PARK SLOPE HISTORIC DISTRICT AND PROPOSED EXTENSION

In 1973 the New York City Landmarks Preservation Commission designated the Park Slope Historic District in Brooklyn. The designation report for the district notes that the district’s “tree-lined streets and wide avenues, with houses of relatively uniform height, punctuated by church spires, provide a living illustration of the 19th century characterization of Brooklyn as ‘a city of homes and churches.’” The area, which borders Prospect Park, contains a mix of mansions, rowhouses, apartments and institutional buildings constructed around the turn of the century. However, the district is best identified with its harmonious expanse of two and three-story rowhouses with deep front yards.

In the early 1970s, the Park Slope Civic Council conducted a block-by-block survey of the Park Slope neighborhood and asked the Landmarks Preservation Commission to designate the entire area from Sixth Avenue to Prospect Park West, from Park Place south to 10th Street. The group believed that this area best reflected the history, architecture, development and cohesiveness of the Park Slope neighborhood. However, in designating the Park Slope Historic District, the Commission chose an overly strict interpretation of the “Park Slope” neighborhood. The Commission designated a jagged, L-shaped district that primarily protected the blocks between Prospect Park West and Eighth Avenue. The almost-entire omission of Seventh Avenue, Park Slope’s commercial strip, was a reflection of the Commission’s reluctance in its early years to designate and regulate commercial buildings within residential districts. The architecture of the many un-designated blocks in Park Slope is similar in integrity, style and period of development of the blocks that have been protected for over thirty years.
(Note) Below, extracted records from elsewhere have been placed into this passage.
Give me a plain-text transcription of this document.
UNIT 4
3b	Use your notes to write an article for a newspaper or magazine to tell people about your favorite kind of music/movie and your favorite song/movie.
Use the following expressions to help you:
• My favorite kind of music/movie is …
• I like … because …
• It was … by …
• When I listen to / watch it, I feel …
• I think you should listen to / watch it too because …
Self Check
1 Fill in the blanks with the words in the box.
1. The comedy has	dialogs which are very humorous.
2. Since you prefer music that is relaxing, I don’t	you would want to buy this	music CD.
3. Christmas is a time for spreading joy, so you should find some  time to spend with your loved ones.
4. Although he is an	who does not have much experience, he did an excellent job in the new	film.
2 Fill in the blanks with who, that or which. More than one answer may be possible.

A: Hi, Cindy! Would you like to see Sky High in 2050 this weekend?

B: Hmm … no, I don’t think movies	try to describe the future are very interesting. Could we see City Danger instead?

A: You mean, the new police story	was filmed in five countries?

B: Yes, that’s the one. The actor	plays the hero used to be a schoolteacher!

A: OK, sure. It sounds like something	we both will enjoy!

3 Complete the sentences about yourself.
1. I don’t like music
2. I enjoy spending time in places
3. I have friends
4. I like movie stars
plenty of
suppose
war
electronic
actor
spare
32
The Park Slope Civic Council has continued throughout the years to advocate for an expansion of the district. The current community proposal calls for an extension that doubles the size of the existing district and regularizes the boundaries to extend from Prospect Park West to Fifth Avenue and from Flatbush Avenue to 14th Street. This proposal, however, omits the commercial strip along Seventh Avenue. HDC favors the inclusion of the commercial buildings along Seventh Avenue, which could then be regulated in a way similar to Madison Avenue in Manhattan.